Threat Trends: Internal Users Put Organisations at Risk

Types of cybersecurity threats leading to security incidents within the past 12 months:

• Out of a variety of security incidents, 80% of respondents attributed the largest portion of cybersecurity threats to internal users making mistakes, while 31% attributed at least a portion to external threat actors; followed by 36% that indicated exposures caused by poor network system and/or application security have led to security incidents.
• 70% indicated regular employees are the users who pose the biggest risk for insider abuse and/or misuse, followed by privileged IT administrators and executives (45% and 33%, respectively).
• 45% named poor password management as the most common cause of accidental/careless insider breaches from employees and contractors, while 42% of tech pros surveyed state that sharing passwords is the most common cause, followed by accidentally exposing, deleting, corrupting, and/or modifying critical data and copying data to unsecured devices (40% and 36%, respectively).

The following cybersecurity threats could lead to security incidents in the next 12 months:

• 55% of respondents are extremely concerned or moderately concerned (combined) about internal users making mistakes that put organisations at risk.

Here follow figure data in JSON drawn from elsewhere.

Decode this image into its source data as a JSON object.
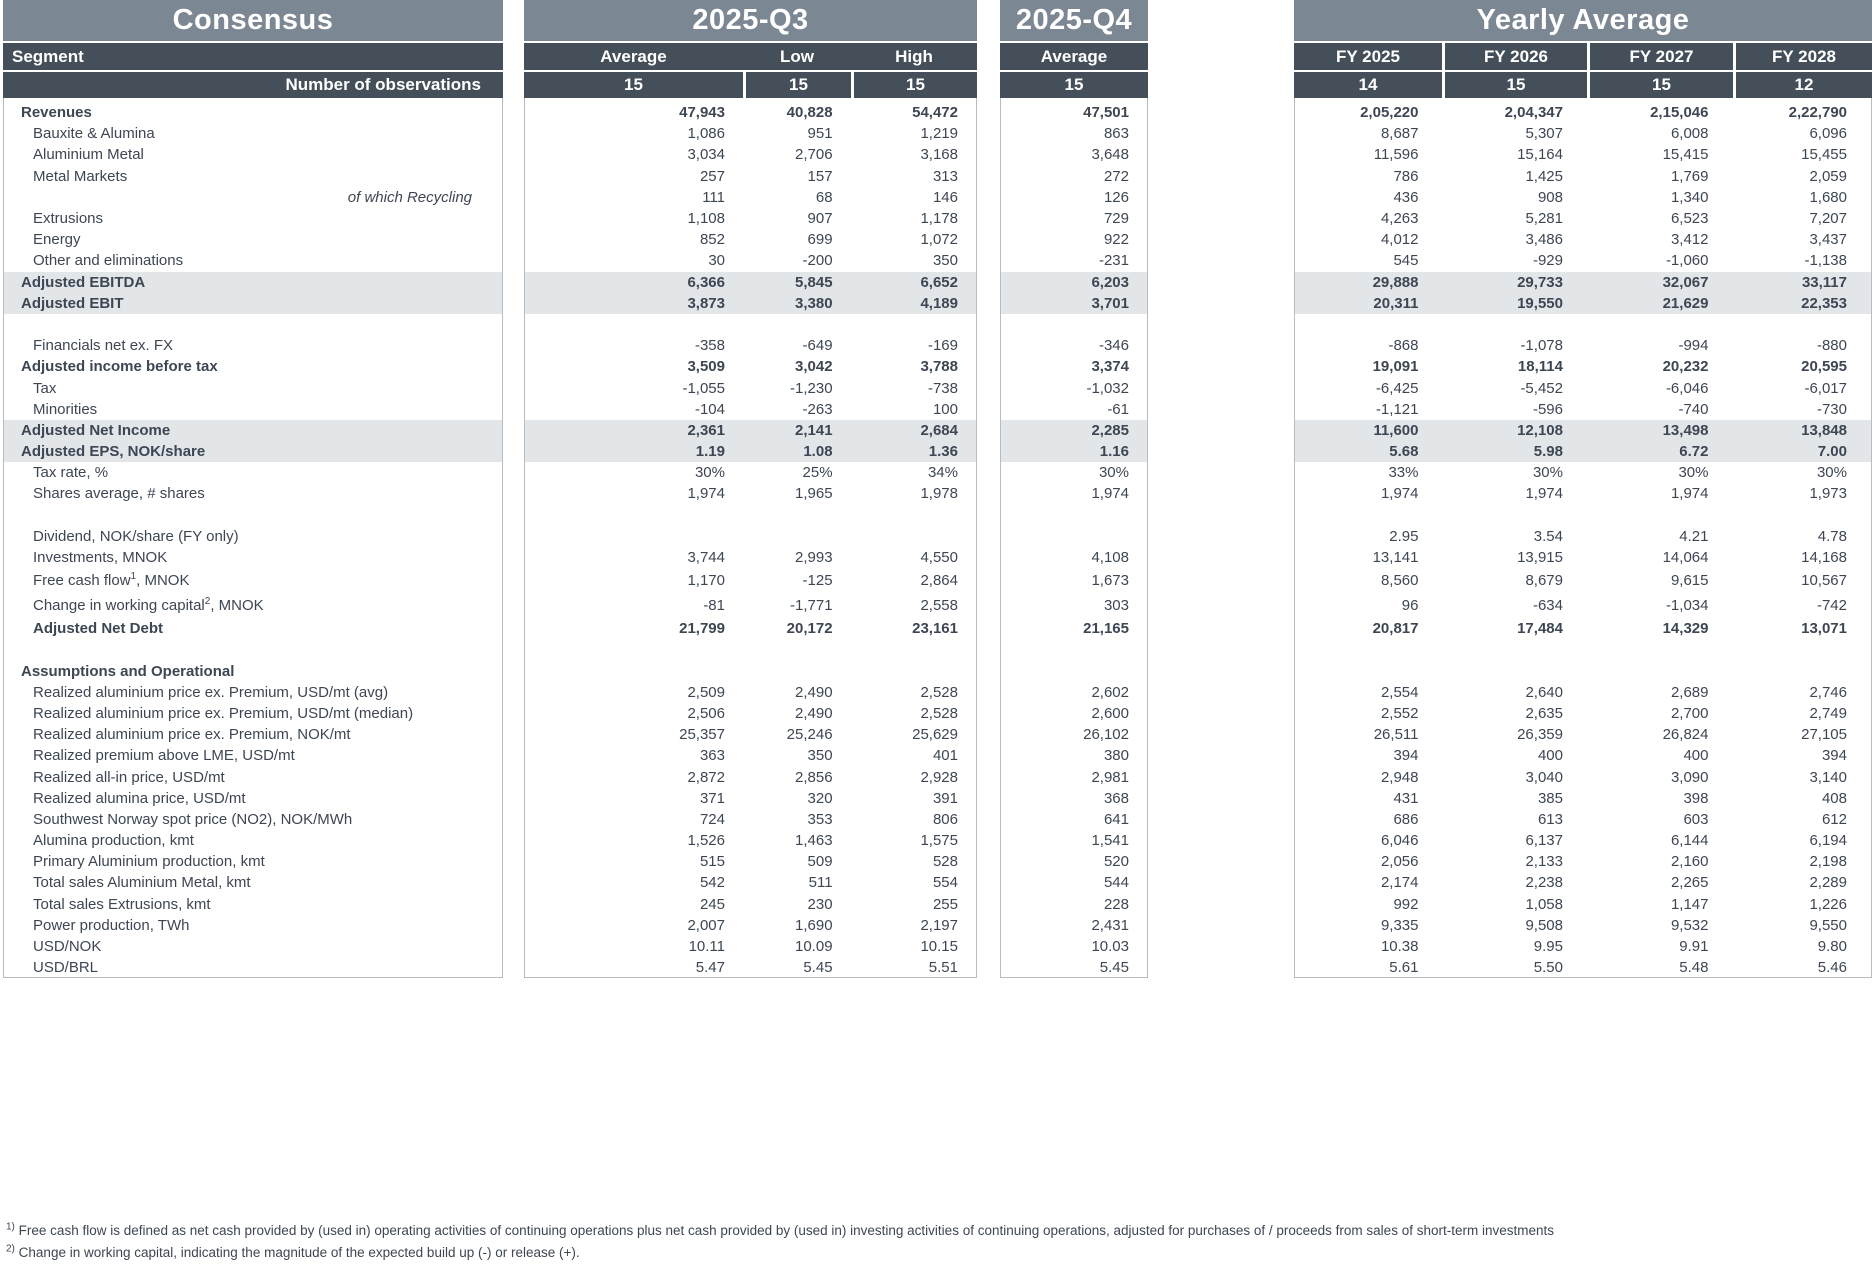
{
  "colors": {
    "title_band": "#7C8794",
    "header_band": "#454F59",
    "shaded_row": "#E3E6E9",
    "body_text": "#3D4653",
    "panel_border": "#B7BCC2",
    "header_text": "#FFFFFF"
  },
  "panels": {
    "consensus": {
      "title": "Consensus",
      "header1": "Segment",
      "header2": "Number of observations"
    },
    "q3": {
      "title": "2025-Q3",
      "columns": [
        "Average",
        "Low",
        "High"
      ],
      "observations": [
        "15",
        "15",
        "15"
      ]
    },
    "q4": {
      "title": "2025-Q4",
      "columns": [
        "Average"
      ],
      "observations": [
        "15"
      ]
    },
    "yearly": {
      "title": "Yearly Average",
      "columns": [
        "FY 2025",
        "FY 2026",
        "FY 2027",
        "FY 2028"
      ],
      "observations": [
        "14",
        "15",
        "15",
        "12"
      ]
    }
  },
  "rows": [
    {
      "label": "Revenues",
      "bold": true,
      "indent": 0,
      "q3": [
        "47,943",
        "40,828",
        "54,472"
      ],
      "q4": "47,501",
      "fy": [
        "2,05,220",
        "2,04,347",
        "2,15,046",
        "2,22,790"
      ]
    },
    {
      "label": "Bauxite & Alumina",
      "indent": 1,
      "q3": [
        "1,086",
        "951",
        "1,219"
      ],
      "q4": "863",
      "fy": [
        "8,687",
        "5,307",
        "6,008",
        "6,096"
      ]
    },
    {
      "label": "Aluminium Metal",
      "indent": 1,
      "q3": [
        "3,034",
        "2,706",
        "3,168"
      ],
      "q4": "3,648",
      "fy": [
        "11,596",
        "15,164",
        "15,415",
        "15,455"
      ]
    },
    {
      "label": "Metal Markets",
      "indent": 1,
      "q3": [
        "257",
        "157",
        "313"
      ],
      "q4": "272",
      "fy": [
        "786",
        "1,425",
        "1,769",
        "2,059"
      ]
    },
    {
      "label": "of which Recycling",
      "italic_right": true,
      "q3": [
        "111",
        "68",
        "146"
      ],
      "q4": "126",
      "fy": [
        "436",
        "908",
        "1,340",
        "1,680"
      ]
    },
    {
      "label": "Extrusions",
      "indent": 1,
      "q3": [
        "1,108",
        "907",
        "1,178"
      ],
      "q4": "729",
      "fy": [
        "4,263",
        "5,281",
        "6,523",
        "7,207"
      ]
    },
    {
      "label": "Energy",
      "indent": 1,
      "q3": [
        "852",
        "699",
        "1,072"
      ],
      "q4": "922",
      "fy": [
        "4,012",
        "3,486",
        "3,412",
        "3,437"
      ]
    },
    {
      "label": "Other and eliminations",
      "indent": 1,
      "q3": [
        "30",
        "-200",
        "350"
      ],
      "q4": "-231",
      "fy": [
        "545",
        "-929",
        "-1,060",
        "-1,138"
      ]
    },
    {
      "label": "Adjusted EBITDA",
      "bold": true,
      "shaded": true,
      "indent": 0,
      "q3": [
        "6,366",
        "5,845",
        "6,652"
      ],
      "q4": "6,203",
      "fy": [
        "29,888",
        "29,733",
        "32,067",
        "33,117"
      ]
    },
    {
      "label": "Adjusted EBIT",
      "bold": true,
      "shaded": true,
      "indent": 0,
      "q3": [
        "3,873",
        "3,380",
        "4,189"
      ],
      "q4": "3,701",
      "fy": [
        "20,311",
        "19,550",
        "21,629",
        "22,353"
      ]
    },
    {
      "blank": true
    },
    {
      "label": "Financials net ex. FX",
      "indent": 1,
      "q3": [
        "-358",
        "-649",
        "-169"
      ],
      "q4": "-346",
      "fy": [
        "-868",
        "-1,078",
        "-994",
        "-880"
      ]
    },
    {
      "label": "Adjusted income before tax",
      "bold": true,
      "indent": 0,
      "q3": [
        "3,509",
        "3,042",
        "3,788"
      ],
      "q4": "3,374",
      "fy": [
        "19,091",
        "18,114",
        "20,232",
        "20,595"
      ]
    },
    {
      "label": "Tax",
      "indent": 1,
      "q3": [
        "-1,055",
        "-1,230",
        "-738"
      ],
      "q4": "-1,032",
      "fy": [
        "-6,425",
        "-5,452",
        "-6,046",
        "-6,017"
      ]
    },
    {
      "label": "Minorities",
      "indent": 1,
      "q3": [
        "-104",
        "-263",
        "100"
      ],
      "q4": "-61",
      "fy": [
        "-1,121",
        "-596",
        "-740",
        "-730"
      ]
    },
    {
      "label": "Adjusted Net Income",
      "bold": true,
      "shaded": true,
      "indent": 0,
      "q3": [
        "2,361",
        "2,141",
        "2,684"
      ],
      "q4": "2,285",
      "fy": [
        "11,600",
        "12,108",
        "13,498",
        "13,848"
      ]
    },
    {
      "label": "Adjusted EPS, NOK/share",
      "bold": true,
      "shaded": true,
      "indent": 0,
      "q3": [
        "1.19",
        "1.08",
        "1.36"
      ],
      "q4": "1.16",
      "fy": [
        "5.68",
        "5.98",
        "6.72",
        "7.00"
      ]
    },
    {
      "label": "Tax rate, %",
      "indent": 1,
      "q3": [
        "30%",
        "25%",
        "34%"
      ],
      "q4": "30%",
      "fy": [
        "33%",
        "30%",
        "30%",
        "30%"
      ]
    },
    {
      "label": "Shares average, # shares",
      "indent": 1,
      "q3": [
        "1,974",
        "1,965",
        "1,978"
      ],
      "q4": "1,974",
      "fy": [
        "1,974",
        "1,974",
        "1,974",
        "1,973"
      ]
    },
    {
      "blank": true
    },
    {
      "label": "Dividend, NOK/share (FY only)",
      "indent": 1,
      "q3": [
        "",
        "",
        ""
      ],
      "q4": "",
      "fy": [
        "2.95",
        "3.54",
        "4.21",
        "4.78"
      ]
    },
    {
      "label": "Investments, MNOK",
      "indent": 1,
      "q3": [
        "3,744",
        "2,993",
        "4,550"
      ],
      "q4": "4,108",
      "fy": [
        "13,141",
        "13,915",
        "14,064",
        "14,168"
      ]
    },
    {
      "label": "Free cash flow",
      "sup": "1",
      "label2": ", MNOK",
      "indent": 1,
      "tall": true,
      "q3": [
        "1,170",
        "-125",
        "2,864"
      ],
      "q4": "1,673",
      "fy": [
        "8,560",
        "8,679",
        "9,615",
        "10,567"
      ]
    },
    {
      "label": "Change in working capital",
      "sup": "2",
      "label2": ", MNOK",
      "indent": 1,
      "tall": true,
      "q3": [
        "-81",
        "-1,771",
        "2,558"
      ],
      "q4": "303",
      "fy": [
        "96",
        "-634",
        "-1,034",
        "-742"
      ]
    },
    {
      "label": "Adjusted Net Debt",
      "bold": true,
      "indent": 1,
      "q3": [
        "21,799",
        "20,172",
        "23,161"
      ],
      "q4": "21,165",
      "fy": [
        "20,817",
        "17,484",
        "14,329",
        "13,071"
      ]
    },
    {
      "blank": true
    },
    {
      "label": "Assumptions and Operational",
      "bold": true,
      "indent": 0
    },
    {
      "label": "Realized aluminium price ex. Premium, USD/mt (avg)",
      "indent": 1,
      "q3": [
        "2,509",
        "2,490",
        "2,528"
      ],
      "q4": "2,602",
      "fy": [
        "2,554",
        "2,640",
        "2,689",
        "2,746"
      ]
    },
    {
      "label": "Realized aluminium price ex. Premium, USD/mt (median)",
      "indent": 1,
      "q3": [
        "2,506",
        "2,490",
        "2,528"
      ],
      "q4": "2,600",
      "fy": [
        "2,552",
        "2,635",
        "2,700",
        "2,749"
      ]
    },
    {
      "label": "Realized aluminium price ex. Premium, NOK/mt",
      "indent": 1,
      "q3": [
        "25,357",
        "25,246",
        "25,629"
      ],
      "q4": "26,102",
      "fy": [
        "26,511",
        "26,359",
        "26,824",
        "27,105"
      ]
    },
    {
      "label": "Realized premium above LME, USD/mt",
      "indent": 1,
      "q3": [
        "363",
        "350",
        "401"
      ],
      "q4": "380",
      "fy": [
        "394",
        "400",
        "400",
        "394"
      ]
    },
    {
      "label": "Realized all-in price, USD/mt",
      "indent": 1,
      "q3": [
        "2,872",
        "2,856",
        "2,928"
      ],
      "q4": "2,981",
      "fy": [
        "2,948",
        "3,040",
        "3,090",
        "3,140"
      ]
    },
    {
      "label": "Realized alumina price, USD/mt",
      "indent": 1,
      "q3": [
        "371",
        "320",
        "391"
      ],
      "q4": "368",
      "fy": [
        "431",
        "385",
        "398",
        "408"
      ]
    },
    {
      "label": "Southwest Norway spot price (NO2), NOK/MWh",
      "indent": 1,
      "q3": [
        "724",
        "353",
        "806"
      ],
      "q4": "641",
      "fy": [
        "686",
        "613",
        "603",
        "612"
      ]
    },
    {
      "label": "Alumina production, kmt",
      "indent": 1,
      "q3": [
        "1,526",
        "1,463",
        "1,575"
      ],
      "q4": "1,541",
      "fy": [
        "6,046",
        "6,137",
        "6,144",
        "6,194"
      ]
    },
    {
      "label": "Primary Aluminium production, kmt",
      "indent": 1,
      "q3": [
        "515",
        "509",
        "528"
      ],
      "q4": "520",
      "fy": [
        "2,056",
        "2,133",
        "2,160",
        "2,198"
      ]
    },
    {
      "label": "Total sales Aluminium Metal, kmt",
      "indent": 1,
      "q3": [
        "542",
        "511",
        "554"
      ],
      "q4": "544",
      "fy": [
        "2,174",
        "2,238",
        "2,265",
        "2,289"
      ]
    },
    {
      "label": "Total sales Extrusions, kmt",
      "indent": 1,
      "q3": [
        "245",
        "230",
        "255"
      ],
      "q4": "228",
      "fy": [
        "992",
        "1,058",
        "1,147",
        "1,226"
      ]
    },
    {
      "label": "Power production, TWh",
      "indent": 1,
      "q3": [
        "2,007",
        "1,690",
        "2,197"
      ],
      "q4": "2,431",
      "fy": [
        "9,335",
        "9,508",
        "9,532",
        "9,550"
      ]
    },
    {
      "label": "USD/NOK",
      "indent": 1,
      "q3": [
        "10.11",
        "10.09",
        "10.15"
      ],
      "q4": "10.03",
      "fy": [
        "10.38",
        "9.95",
        "9.91",
        "9.80"
      ]
    },
    {
      "label": "USD/BRL",
      "indent": 1,
      "q3": [
        "5.47",
        "5.45",
        "5.51"
      ],
      "q4": "5.45",
      "fy": [
        "5.61",
        "5.50",
        "5.48",
        "5.46"
      ]
    }
  ],
  "footnotes": [
    {
      "sup": "1)",
      "text": "Free cash flow is defined as net cash provided by (used in) operating activities of continuing operations plus net cash provided by (used in) investing activities of continuing operations, adjusted for purchases of / proceeds from sales of short-term investments"
    },
    {
      "sup": "2)",
      "text": "Change in working capital, indicating the magnitude of the expected build up (-) or release (+)."
    }
  ]
}
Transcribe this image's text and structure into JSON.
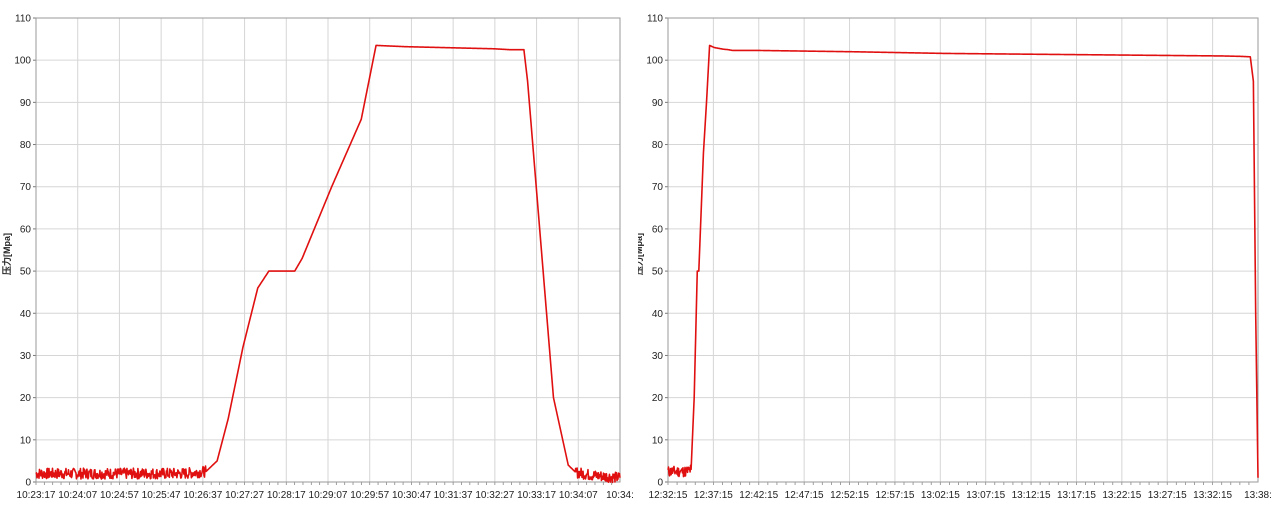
{
  "chart_data": [
    {
      "type": "line",
      "ylabel": "压力[Mpa]",
      "ylim": [
        0,
        110
      ],
      "yticks": [
        "0",
        "10",
        "20",
        "30",
        "40",
        "50",
        "60",
        "70",
        "80",
        "90",
        "100",
        "110"
      ],
      "xticks": [
        "10:23:17",
        "10:24:07",
        "10:24:57",
        "10:25:47",
        "10:26:37",
        "10:27:27",
        "10:28:17",
        "10:29:07",
        "10:29:57",
        "10:30:47",
        "10:31:37",
        "10:32:27",
        "10:33:17",
        "10:34:07",
        "10:34:"
      ],
      "grid": true,
      "color": "#e01010",
      "series": [
        {
          "x": [
            0,
            200,
            230,
            245,
            260,
            280,
            300,
            315,
            320,
            350,
            360,
            400,
            440,
            460,
            500,
            620,
            640,
            660,
            665,
            700,
            720,
            730,
            752,
            790
          ],
          "y": [
            2,
            2,
            2.5,
            5,
            15,
            32,
            46,
            50,
            50,
            50,
            53,
            70,
            86,
            103.5,
            103.2,
            102.7,
            102.5,
            102.5,
            95,
            20,
            4,
            2.3,
            1.6,
            1
          ]
        }
      ]
    },
    {
      "type": "line",
      "ylabel": "压力[Mpa]",
      "ylim": [
        0,
        110
      ],
      "yticks": [
        "0",
        "10",
        "20",
        "30",
        "40",
        "50",
        "60",
        "70",
        "80",
        "90",
        "100",
        "110"
      ],
      "xticks": [
        "12:32:15",
        "12:37:15",
        "12:42:15",
        "12:47:15",
        "12:52:15",
        "12:57:15",
        "13:02:15",
        "13:07:15",
        "13:12:15",
        "13:17:15",
        "13:22:15",
        "13:27:15",
        "13:32:15",
        "13:38:"
      ],
      "grid": true,
      "color": "#e01010",
      "series": [
        {
          "x": [
            0,
            120,
            150,
            170,
            190,
            200,
            230,
            250,
            270,
            300,
            330,
            360,
            390,
            420,
            600,
            1200,
            1800,
            2400,
            3000,
            3600,
            3720,
            3780,
            3800,
            3815,
            3830
          ],
          "y": [
            2.5,
            2.5,
            3,
            20,
            50,
            50,
            78,
            90,
            103.5,
            103,
            102.8,
            102.6,
            102.5,
            102.3,
            102.3,
            102,
            101.6,
            101.4,
            101.2,
            101,
            100.9,
            100.8,
            95,
            40,
            1
          ]
        }
      ]
    }
  ]
}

This is followed by 50% and 42% indicating exposure caused by poor network system and/or system security and external threat actors infiltrating their organisation’s network and/or systems as the top concerns, respectively.
• Nearly half of tech pros surveyed are extremely concerned or moderately concerned (combined) that cybercriminals will lead to security incidents in the next twelve months, while one-third of tech pros feel the same about cyberterrorists—and one-fifth of tech pros indicating nation-state actors as top concerns within the same timeframe.

IT Skillsets and Landscape: Not Sufficiently Equipped

• 89% of tech pros feel unequipped to successfully implement and manage cybersecurity tasks today given their current IT skillset, while over half of tech pros surveyed (54%) feel unequipped to utilize predictive analytics to determine the likelihood of outcomes in their architecture.
• One-fourth of tech pros feel the most significant barrier to maintaining and improving IT security within their organisation is the complexity of their IT infrastructure, followed by budget constraints (20%), and lack of manpower (19%).
• 45% of tech pros surveyed have adopted a hybrid approach to their IT security, protecting and managing the security of their own network but also using a managed provider to deliver some security services—while 43% are self-managed and 6% outsource entirely.

Top Security Technologies

• Top technologies used by technology professionals according to respondents include:
• Detection:
  • Access rights management (64%)
  • IDS and/ or IPS (48%)
  • Vulnerability assessment (38%)
• Protection:
  • Email security (77%)
  • Data encryption (70%)
  • Endpoint protection (65%)
  • Patch management (65%)
• Risk management:
  • Identity governance (58%)
  • Asset management (55%)
  • Governance, risk, and compliance (GRC) (45%)
• Response and recovery:
  • Backup and recovery (70%)
  • Access rights management (50%)
  • Incident response (37%)

The findings are based on a survey fielded in August/September 2019, which yielded responses from 110 technology practitioners, managers, and directors in Germany from public- and private-sector small, mid-size and enterprise organisations.